Speaking of COVID, the pandemic underscored the need for rapid insights and collaboration between research and clinical care. “The walls between clinical research and clinical care had to come down and be replaced by bridges” to enable rapid discovery and knowledge sharing, emphasized Soundararajan. “There was a lot that we didn’t know about this pathogen that we had to learn about very, very quickly.”
Bridging the gap between data and discovery
This experience highlights the vast potential of not only unlocking previously inaccessible healthcare data with AI, but about contextualizing and uniting multiple data types to derive actionable information from multimodal medical data.
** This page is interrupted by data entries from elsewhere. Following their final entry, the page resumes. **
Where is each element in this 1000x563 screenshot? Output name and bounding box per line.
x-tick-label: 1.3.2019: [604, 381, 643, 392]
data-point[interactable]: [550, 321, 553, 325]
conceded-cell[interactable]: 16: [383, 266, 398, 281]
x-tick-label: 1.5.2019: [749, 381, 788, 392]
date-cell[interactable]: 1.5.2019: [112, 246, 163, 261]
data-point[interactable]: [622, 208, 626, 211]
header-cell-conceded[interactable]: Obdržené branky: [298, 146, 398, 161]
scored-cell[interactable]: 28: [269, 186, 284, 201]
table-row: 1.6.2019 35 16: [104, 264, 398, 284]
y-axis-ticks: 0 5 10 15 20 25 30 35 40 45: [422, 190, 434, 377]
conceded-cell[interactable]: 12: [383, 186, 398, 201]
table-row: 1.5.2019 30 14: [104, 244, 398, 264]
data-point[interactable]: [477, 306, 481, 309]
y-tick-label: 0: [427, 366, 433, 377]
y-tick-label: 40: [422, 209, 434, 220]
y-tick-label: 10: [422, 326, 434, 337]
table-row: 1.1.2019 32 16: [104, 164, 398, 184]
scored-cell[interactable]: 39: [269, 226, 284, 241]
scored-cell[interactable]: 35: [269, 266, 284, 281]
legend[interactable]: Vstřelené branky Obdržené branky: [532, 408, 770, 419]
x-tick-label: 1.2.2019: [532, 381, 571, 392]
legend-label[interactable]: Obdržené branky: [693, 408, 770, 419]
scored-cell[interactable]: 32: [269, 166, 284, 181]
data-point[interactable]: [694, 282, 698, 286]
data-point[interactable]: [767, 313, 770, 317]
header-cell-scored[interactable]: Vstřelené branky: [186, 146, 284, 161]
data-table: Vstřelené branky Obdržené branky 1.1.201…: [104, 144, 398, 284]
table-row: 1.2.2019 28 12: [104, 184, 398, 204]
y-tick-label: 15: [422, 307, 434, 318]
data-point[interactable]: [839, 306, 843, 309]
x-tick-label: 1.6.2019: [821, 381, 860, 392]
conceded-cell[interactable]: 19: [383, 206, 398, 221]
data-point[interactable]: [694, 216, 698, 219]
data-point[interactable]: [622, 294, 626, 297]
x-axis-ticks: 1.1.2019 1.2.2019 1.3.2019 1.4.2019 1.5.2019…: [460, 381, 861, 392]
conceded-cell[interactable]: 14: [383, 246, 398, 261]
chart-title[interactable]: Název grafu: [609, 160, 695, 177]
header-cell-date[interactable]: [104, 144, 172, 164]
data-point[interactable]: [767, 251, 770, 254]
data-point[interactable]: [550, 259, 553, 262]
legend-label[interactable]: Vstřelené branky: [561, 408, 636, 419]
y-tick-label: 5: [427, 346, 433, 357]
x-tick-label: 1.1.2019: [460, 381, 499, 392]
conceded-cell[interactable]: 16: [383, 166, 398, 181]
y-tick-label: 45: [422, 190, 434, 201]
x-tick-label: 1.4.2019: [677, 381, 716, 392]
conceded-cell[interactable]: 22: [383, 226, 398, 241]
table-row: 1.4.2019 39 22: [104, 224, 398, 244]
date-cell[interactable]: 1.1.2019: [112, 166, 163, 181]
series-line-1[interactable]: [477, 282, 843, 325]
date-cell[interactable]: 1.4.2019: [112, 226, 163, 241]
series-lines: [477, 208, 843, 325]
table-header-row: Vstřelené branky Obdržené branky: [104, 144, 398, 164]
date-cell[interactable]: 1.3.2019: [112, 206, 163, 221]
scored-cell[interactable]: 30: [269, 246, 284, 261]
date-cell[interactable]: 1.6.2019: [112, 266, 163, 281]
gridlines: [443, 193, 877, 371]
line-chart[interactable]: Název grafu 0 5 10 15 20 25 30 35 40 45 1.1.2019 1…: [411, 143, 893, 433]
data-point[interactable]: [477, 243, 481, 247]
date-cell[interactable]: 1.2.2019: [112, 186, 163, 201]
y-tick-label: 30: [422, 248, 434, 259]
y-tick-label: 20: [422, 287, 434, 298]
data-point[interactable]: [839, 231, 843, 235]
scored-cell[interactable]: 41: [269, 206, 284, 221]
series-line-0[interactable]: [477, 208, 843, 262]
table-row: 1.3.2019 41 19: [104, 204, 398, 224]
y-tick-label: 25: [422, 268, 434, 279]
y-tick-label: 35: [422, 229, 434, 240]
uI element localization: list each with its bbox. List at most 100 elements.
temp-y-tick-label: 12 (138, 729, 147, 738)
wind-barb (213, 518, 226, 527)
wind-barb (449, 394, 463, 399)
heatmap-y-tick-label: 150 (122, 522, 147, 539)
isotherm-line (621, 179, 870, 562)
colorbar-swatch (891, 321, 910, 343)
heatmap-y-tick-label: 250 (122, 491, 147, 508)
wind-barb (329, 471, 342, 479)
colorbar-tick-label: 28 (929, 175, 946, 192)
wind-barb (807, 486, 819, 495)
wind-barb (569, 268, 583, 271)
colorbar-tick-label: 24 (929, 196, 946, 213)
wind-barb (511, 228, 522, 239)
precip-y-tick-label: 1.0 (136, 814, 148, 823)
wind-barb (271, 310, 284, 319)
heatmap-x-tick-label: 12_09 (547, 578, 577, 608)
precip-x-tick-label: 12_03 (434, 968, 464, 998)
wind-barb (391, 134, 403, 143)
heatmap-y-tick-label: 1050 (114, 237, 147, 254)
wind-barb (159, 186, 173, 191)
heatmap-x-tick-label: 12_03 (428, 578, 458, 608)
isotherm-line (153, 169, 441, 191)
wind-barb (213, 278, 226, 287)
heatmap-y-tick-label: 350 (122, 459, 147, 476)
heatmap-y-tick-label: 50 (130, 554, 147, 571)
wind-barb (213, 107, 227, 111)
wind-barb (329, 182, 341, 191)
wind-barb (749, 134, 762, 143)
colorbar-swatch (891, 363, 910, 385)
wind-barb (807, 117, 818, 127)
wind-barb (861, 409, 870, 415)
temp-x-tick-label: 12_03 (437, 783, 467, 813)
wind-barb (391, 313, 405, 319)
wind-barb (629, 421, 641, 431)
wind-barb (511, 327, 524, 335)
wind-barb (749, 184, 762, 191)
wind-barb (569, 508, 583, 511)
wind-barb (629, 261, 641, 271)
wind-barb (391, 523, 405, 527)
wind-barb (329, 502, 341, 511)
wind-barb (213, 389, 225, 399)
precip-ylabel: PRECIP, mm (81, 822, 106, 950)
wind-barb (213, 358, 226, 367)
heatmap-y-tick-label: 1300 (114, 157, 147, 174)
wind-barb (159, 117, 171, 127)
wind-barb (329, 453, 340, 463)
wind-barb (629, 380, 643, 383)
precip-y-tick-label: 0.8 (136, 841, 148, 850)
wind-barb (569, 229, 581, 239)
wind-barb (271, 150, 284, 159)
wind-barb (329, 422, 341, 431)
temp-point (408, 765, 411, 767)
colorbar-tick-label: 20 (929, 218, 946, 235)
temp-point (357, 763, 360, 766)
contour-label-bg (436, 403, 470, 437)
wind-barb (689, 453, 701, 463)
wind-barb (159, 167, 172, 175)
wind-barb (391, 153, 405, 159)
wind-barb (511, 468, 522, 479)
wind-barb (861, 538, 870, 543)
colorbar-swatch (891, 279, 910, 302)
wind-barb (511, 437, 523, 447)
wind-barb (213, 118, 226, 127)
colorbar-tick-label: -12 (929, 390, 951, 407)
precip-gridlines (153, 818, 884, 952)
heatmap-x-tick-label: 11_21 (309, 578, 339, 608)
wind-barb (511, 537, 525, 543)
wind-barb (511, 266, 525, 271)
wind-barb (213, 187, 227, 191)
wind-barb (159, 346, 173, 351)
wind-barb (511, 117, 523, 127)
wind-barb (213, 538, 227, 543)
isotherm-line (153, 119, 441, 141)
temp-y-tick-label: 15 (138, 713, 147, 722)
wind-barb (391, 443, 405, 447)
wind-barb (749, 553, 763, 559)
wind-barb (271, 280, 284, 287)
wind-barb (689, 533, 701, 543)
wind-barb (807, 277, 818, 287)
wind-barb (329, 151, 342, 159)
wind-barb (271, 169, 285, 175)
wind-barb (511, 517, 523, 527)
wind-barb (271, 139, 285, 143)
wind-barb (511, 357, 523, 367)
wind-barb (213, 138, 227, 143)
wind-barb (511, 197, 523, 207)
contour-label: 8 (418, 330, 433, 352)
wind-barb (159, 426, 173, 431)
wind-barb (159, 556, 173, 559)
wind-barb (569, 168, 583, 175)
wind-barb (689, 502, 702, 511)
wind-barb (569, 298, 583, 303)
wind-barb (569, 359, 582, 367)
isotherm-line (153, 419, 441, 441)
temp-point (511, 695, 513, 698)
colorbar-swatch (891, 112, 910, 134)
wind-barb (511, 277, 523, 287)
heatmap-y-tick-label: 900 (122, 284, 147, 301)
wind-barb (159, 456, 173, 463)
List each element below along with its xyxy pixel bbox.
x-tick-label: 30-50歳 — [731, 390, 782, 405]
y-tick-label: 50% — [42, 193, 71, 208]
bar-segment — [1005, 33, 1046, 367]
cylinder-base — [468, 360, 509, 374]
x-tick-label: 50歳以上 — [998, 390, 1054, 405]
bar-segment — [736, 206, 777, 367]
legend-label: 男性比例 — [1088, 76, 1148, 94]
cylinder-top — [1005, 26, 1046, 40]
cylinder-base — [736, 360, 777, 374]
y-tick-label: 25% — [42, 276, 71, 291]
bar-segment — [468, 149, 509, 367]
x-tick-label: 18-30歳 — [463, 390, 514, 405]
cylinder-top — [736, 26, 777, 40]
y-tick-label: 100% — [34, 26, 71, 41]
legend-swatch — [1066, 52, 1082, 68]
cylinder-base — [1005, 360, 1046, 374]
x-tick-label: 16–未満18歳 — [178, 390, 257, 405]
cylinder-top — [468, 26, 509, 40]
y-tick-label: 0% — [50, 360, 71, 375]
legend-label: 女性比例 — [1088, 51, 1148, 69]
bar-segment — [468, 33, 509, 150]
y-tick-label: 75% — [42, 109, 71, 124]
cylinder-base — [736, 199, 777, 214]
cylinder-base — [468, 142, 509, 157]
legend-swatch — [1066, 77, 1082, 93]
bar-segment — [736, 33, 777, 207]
Nference’s work in digital pathology through its Pramana initiative demonstrates a commitment to enhance research capabilities and inform therapeutic strategies. Anumana exemplifies nference’s targeted innovation in the diagnostic space. By focusing on extracting deeper insights from ECGs, a diagnostic tool that has been used for over a century, Anumana aims to unlock previously inaccessible information. As Anumana CEO Maulik Nanavaty explained, “We now have an approval for left ventricular ejection fraction signal; we have three of the breakthrough designations.” Current 510(k) clearances span everything from pulmonary hypertension to cardiac amyloidosis. Anumana has pharma collaborations with Novartis, J&J and Pfizer. (Anumana chief business officer Dave McMullin was featured in the inaugural episode of AI Meets Life Sci.)
Building a rich, multimodal data foundation
The key to unlocking the full potential of AI in healthcare lies in continuing to build out a deep, multimodal data layer and making that secure knowledge available for partners to extract valuable insights, Soundararajan said. While some companies may have more data on specific modalities, such as genomics or clinical codes, nference distinguishes itself by providing the most complete snapshot of patients possible while fully protecting their privacy.
As Soundararajan noted, “We don’t buy or sell data; we provide access for partners to deploy AI algorithms.” This approach enables partners to leverage diverse data types, from ECGs to lab tests. “You can imagine what the next two or three years of patients’ lives will be because you have an archetype for these patients. You can ask what interventions they should consider whether GLP-1s or conventional medicines, and so on and so forth,” Soundararajan said. “Lots of exciting opportunities in deidentified multimodal data for AI enablement that the parent company nference will continue to evolve.”
Beyond its work with Mayo Clinic and other academic medical centers, nference collaborates with biopharma companies that tap the company’s proprietary EMR-derived data, software products, and services to address challenges across the drug lifecycle, ranging from target discovery and clinical trial design to real-world outcomes research.